ユメミール人のわずかな日々②
同僚の某の姿がどうにも見えないと思ったら、彼は今日来る「順番」のために休暇を取っているようだ。うらやましい限りだ。殺してでも奪ってしまいたい。仕事の煽りは当然に僕らのもとにやってくる。それでも文句の一つも飛ばしはしない。いつかきっとくる自分の番のために、泣き言の一つも言わないで手を動かすだけだ。
定時になると、体を動かし、頭の疲労を取り除き、余計なことは考えずに済み、すべてが万事うまくいくような高揚感に包まれる薬剤が右腕に備え付けられた管から注入される。これによって、夕方以降も引き続き、仕事に励むことができる。この注射は、一日に三度ある。ちょうど疲労を感じ始めた段階で、薬物によって十分な休息をとった状態と相違ない状態まで遷移するのだ。

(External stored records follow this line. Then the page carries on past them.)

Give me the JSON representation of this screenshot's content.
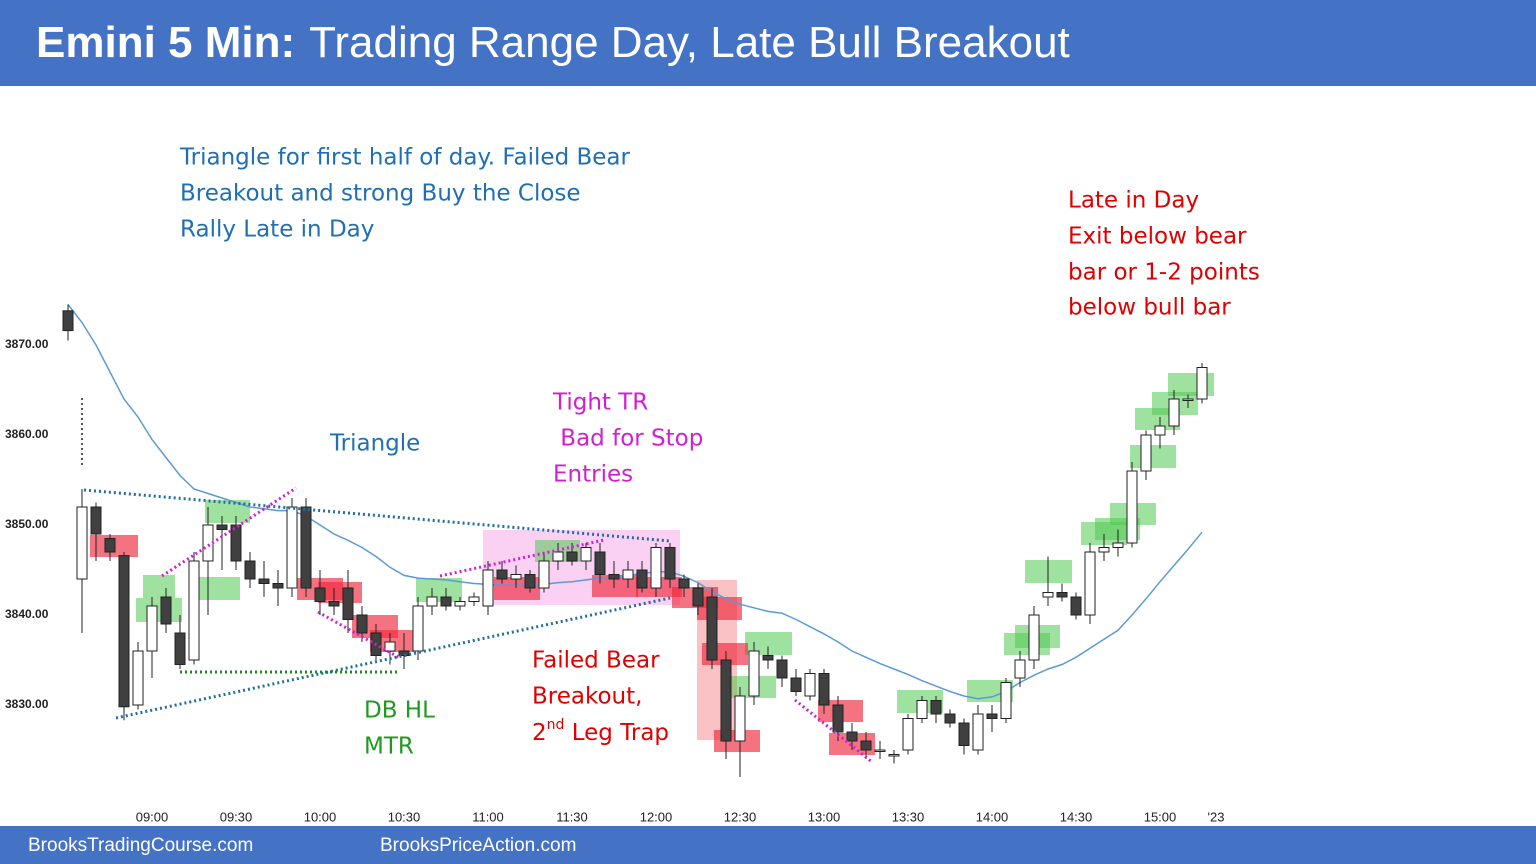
{
  "chart_data": {
    "type": "candlestick",
    "title_bold": "Emini 5 Min:",
    "title": "Trading Range Day, Late Bull Breakout",
    "footer_left": "BrooksTradingCourse.com",
    "footer_right": "BrooksPriceAction.com",
    "ylim": [
      3819.5,
      3876
    ],
    "xlim": [
      -1,
      83
    ],
    "yticks": [
      {
        "value": 3830,
        "label": "3830.00"
      },
      {
        "value": 3840,
        "label": "3840.00"
      },
      {
        "value": 3850,
        "label": "3850.00"
      },
      {
        "value": 3860,
        "label": "3860.00"
      },
      {
        "value": 3870,
        "label": "3870.00"
      }
    ],
    "xticks": [
      {
        "value": 6,
        "label": "09:00"
      },
      {
        "value": 12,
        "label": "09:30"
      },
      {
        "value": 18,
        "label": "10:00"
      },
      {
        "value": 24,
        "label": "10:30"
      },
      {
        "value": 30,
        "label": "11:00"
      },
      {
        "value": 36,
        "label": "11:30"
      },
      {
        "value": 42,
        "label": "12:00"
      },
      {
        "value": 48,
        "label": "12:30"
      },
      {
        "value": 54,
        "label": "13:00"
      },
      {
        "value": 60,
        "label": "13:30"
      },
      {
        "value": 66,
        "label": "14:00"
      },
      {
        "value": 72,
        "label": "14:30"
      },
      {
        "value": 78,
        "label": "15:00"
      },
      {
        "value": 82,
        "label": "'23"
      }
    ],
    "up_color": "#ffffff",
    "down_color": "#404040",
    "open": [
      3873.8,
      3844,
      3852,
      3848.5,
      3846.6,
      3830,
      3836,
      3842,
      3838,
      3835,
      3846,
      3850,
      3850,
      3846,
      3844,
      3843.5,
      3843,
      3852,
      3843,
      3841.5,
      3843,
      3840,
      3838,
      3836,
      3836,
      3836,
      3841,
      3842,
      3841,
      3841.5,
      3841,
      3845,
      3844,
      3844.5,
      3843,
      3846,
      3847,
      3846,
      3847,
      3844.5,
      3844,
      3845,
      3843,
      3847.5,
      3844,
      3843,
      3842,
      3835,
      3826,
      3831,
      3835.5,
      3835,
      3833,
      3831,
      3833.5,
      3830,
      3827,
      3826,
      3825,
      3824.5,
      3825,
      3828.5,
      3830.5,
      3829,
      3828,
      3825,
      3829,
      3828.5,
      3833,
      3835,
      3842,
      3842.5,
      3842,
      3840,
      3847,
      3847.5,
      3848,
      3856,
      3860,
      3861,
      3864,
      3864
    ],
    "high": [
      3874.5,
      3854,
      3852.5,
      3849,
      3847,
      3837,
      3842,
      3843,
      3840,
      3847,
      3852,
      3851,
      3851,
      3847,
      3846,
      3845,
      3853,
      3853,
      3845,
      3843,
      3845,
      3841,
      3839,
      3838,
      3838,
      3842,
      3843,
      3843,
      3842,
      3842.5,
      3846,
      3846,
      3845.5,
      3845,
      3847,
      3848,
      3848,
      3848,
      3848,
      3846,
      3846,
      3846,
      3848,
      3848,
      3844.5,
      3843.5,
      3843,
      3836,
      3832,
      3837,
      3836.5,
      3835.5,
      3834,
      3834,
      3834,
      3831,
      3828,
      3827,
      3826,
      3825,
      3829,
      3831,
      3831,
      3829.5,
      3828.5,
      3830,
      3830,
      3833,
      3836,
      3841,
      3846.5,
      3843.5,
      3842.5,
      3848,
      3849,
      3849.5,
      3857,
      3860.5,
      3862,
      3865,
      3864.5,
      3868
    ],
    "low": [
      3870.5,
      3838,
      3846,
      3846,
      3828.3,
      3829.5,
      3833,
      3838,
      3834,
      3834.5,
      3840,
      3845,
      3845,
      3843,
      3842,
      3841,
      3842,
      3842,
      3840,
      3840,
      3838,
      3837,
      3835,
      3834.5,
      3834,
      3835,
      3840,
      3840.5,
      3840.5,
      3841,
      3840,
      3843.5,
      3843,
      3842.5,
      3842.5,
      3845,
      3845.5,
      3845,
      3843.5,
      3843,
      3843,
      3842.5,
      3842,
      3843,
      3842,
      3840,
      3834,
      3824,
      3822,
      3830,
      3834,
      3832,
      3831,
      3830.5,
      3829,
      3826,
      3825,
      3824,
      3824,
      3823.5,
      3824.5,
      3828,
      3828,
      3827.5,
      3824.5,
      3824.5,
      3827,
      3828,
      3832,
      3834,
      3841,
      3841.5,
      3839.5,
      3839,
      3846,
      3846.5,
      3847.5,
      3855,
      3858.5,
      3860,
      3863,
      3863.5
    ],
    "close": [
      3871.6,
      3852,
      3849,
      3847,
      3829.8,
      3836,
      3841,
      3839,
      3834.5,
      3846,
      3850,
      3849.5,
      3846,
      3844,
      3843.5,
      3843,
      3852,
      3843,
      3841.5,
      3841,
      3839.5,
      3838,
      3835.5,
      3837,
      3835.5,
      3841,
      3842,
      3841,
      3841.5,
      3842,
      3845,
      3844,
      3844.5,
      3843,
      3846,
      3847,
      3846,
      3847.5,
      3844.5,
      3844,
      3845,
      3843,
      3847.5,
      3844,
      3843,
      3841,
      3835,
      3826,
      3831,
      3836,
      3835,
      3833,
      3831.5,
      3833.5,
      3830,
      3827,
      3826,
      3825,
      3825,
      3824.5,
      3828.5,
      3830.5,
      3829,
      3828,
      3825.5,
      3829,
      3828.5,
      3832.5,
      3835,
      3840,
      3842.5,
      3842,
      3840,
      3847,
      3847.5,
      3848,
      3856,
      3860,
      3861,
      3864,
      3864,
      3867.5
    ],
    "ema": {
      "color": "#5b9bd5",
      "values": [
        3874.5,
        3872.5,
        3870,
        3867,
        3864,
        3862,
        3859.5,
        3857.5,
        3855.5,
        3854,
        3853.5,
        3853,
        3852.5,
        3852,
        3851.8,
        3851.6,
        3851.6,
        3851,
        3850,
        3849,
        3848.3,
        3847.5,
        3846.5,
        3845.3,
        3844.4,
        3844.1,
        3844,
        3843.9,
        3843.7,
        3843.5,
        3843.4,
        3843.3,
        3843.3,
        3843.3,
        3843.4,
        3843.6,
        3843.7,
        3843.9,
        3844.1,
        3844.2,
        3844.4,
        3844.6,
        3844.8,
        3844.8,
        3844.3,
        3843.6,
        3842.6,
        3841.8,
        3841.2,
        3840.8,
        3840.4,
        3840.2,
        3839.5,
        3838.7,
        3837.9,
        3837,
        3836,
        3835.3,
        3834.6,
        3834,
        3833.4,
        3832.7,
        3832.1,
        3831.5,
        3831,
        3830.7,
        3830.9,
        3831.5,
        3832.5,
        3833.3,
        3834,
        3834.5,
        3835.3,
        3836.3,
        3837.3,
        3838.3,
        3840,
        3841.8,
        3843.7,
        3845.5,
        3847.3,
        3849.2
      ]
    },
    "annotations": {
      "summary": [
        "Triangle for first half of day. Failed Bear",
        "Breakout and strong Buy the Close",
        "Rally Late in Day"
      ],
      "triangle": "Triangle",
      "tight_tr": [
        "Tight TR",
        " Bad for Stop",
        "Entries"
      ],
      "late": [
        "Late in Day",
        "Exit below bear",
        "bar or 1-2 points",
        "below bull bar"
      ],
      "db": [
        "DB HL",
        "MTR"
      ],
      "failed": [
        "Failed Bear",
        "Breakout,"
      ],
      "trap": [
        "2",
        "nd",
        " Leg Trap"
      ]
    }
  }
}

こうなると、睡眠という行為に費やす必要のある時間が少なくなる。その時間は、丸っと労働に飲み込まれていく。
体を駆けまわるような、這いずり回るような倦怠感も、将来への焦りは現状への疑問も、すべてどこかへと消えていく。後に残るのは、まだしばらくは働けそうな、無気力に近しいところにいる自分自身だけ。
上司から仕事を振られる。上司は自分の仕事があるため、そそくさと席に戻っていく。やるべきことはシステムが決めてくれる。ただ僕らは、人間の手で行うべき仕事、人間にやらせた方がコストが低く済む仕事を、ひたすら片づけていくだけだ。
世界は妙にセピアめいて見えるが、これも薬の副作用の一種だから問題ないと説明された。夢をみる人々をねたみながら、自分の番が来ることをひたすらに待ち続ける。
肩を叩かれて、僕は呼ばれているのだと気がついた。目の前の仕事はちょうど片付いて、すぐにも上司が目ざとく次の仕事をきめてもおかしくない流れだが、決して予期した通りにはならなかった。
というのも、僕の肩を叩いたのは、休暇を取ったはずの同僚だったからだ。彼は顔面蒼白で、何かに対するおびえのために、会話することもままならないような状況だった。ただ僕に用件があることは明確なようで、何かを伝えるべくもごもごと口を動かしていた。
ちらっと上司の方を見ると、立ちすくむ同僚の用件を片付けるのが僕の仕事のようで、席に着いたままアイコンタクトをして、頷いた。それが仕事となれば、僕に断るべき道理はないだろう。
彼の促すままに、彼の後ろについて僕は席を離れた。エレベーターで一階に降りて、警備室の横の階段からさらに下に降りた。そこは駐車場で、目新しさのない車が一台停まっていた。